Editor’s note: This story was written by AP reporter Audrey McAvoy.

HONOLULU (AP) — Hawaii’s new attorney general says more than two dozen elders won’t be subject to another round of prosecutions for blocking a road three years ago to prevent the construction of a new telescope on a mountain summit many Native Hawaiians consider sacred.

Law enforcement arrested 38 elders, mostly Native Hawaiians, during a 2019 demonstration against the Thirty Meter Telescope planned for Mauna Kea.

Of these, 30 had their cases dismissed after a 2021 Hawaii Supreme Court ruling clarified the process for filing criminal complaints and said authorities had been following the incorrect procedure.

Attorney General Anne Lopez had the option to refile charges but said it wasn’t in the best interest of Hawaii’s people to continue to prosecute the kupuna, or elders. Gov. Josh Green appointed Lopez to be attorney general after he took office last month.

Green, in a news release from Lopez’s office on Tuesday, said he appreciated her decision.

“The time has come to build a new pathway forward that considers all people and is respectful of our host culture,” Green said. “This is the kind of justice we want to see for our kupuna, who stood up for what they believe in — their culture and their ancestors. I will work to find a way forward together.”
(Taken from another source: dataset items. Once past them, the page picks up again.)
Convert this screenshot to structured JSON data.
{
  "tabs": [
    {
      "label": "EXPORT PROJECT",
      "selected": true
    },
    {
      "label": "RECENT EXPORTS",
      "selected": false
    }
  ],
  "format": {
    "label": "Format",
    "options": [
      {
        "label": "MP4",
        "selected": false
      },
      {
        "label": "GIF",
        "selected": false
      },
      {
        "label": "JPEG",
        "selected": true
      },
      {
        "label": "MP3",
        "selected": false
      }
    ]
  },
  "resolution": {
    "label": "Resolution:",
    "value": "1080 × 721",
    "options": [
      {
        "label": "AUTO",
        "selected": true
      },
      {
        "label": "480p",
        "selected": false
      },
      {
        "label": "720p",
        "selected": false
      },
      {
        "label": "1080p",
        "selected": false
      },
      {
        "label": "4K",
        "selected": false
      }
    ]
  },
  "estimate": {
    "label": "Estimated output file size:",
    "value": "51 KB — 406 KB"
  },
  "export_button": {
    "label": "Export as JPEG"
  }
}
The protests helped convince Hawaii’s leaders they needed a new approach to managing Mauna Kea. Last year, the state formed a new governing body for the mountain called the Mauna Kea Stewardship and Oversight Authority.

Native Hawaiian cultural experts — including one of the arrested elders — have voting seats on the authority. The governing body is tasked with protecting Mauna Kea for future generations and balancing science with culture and the environment.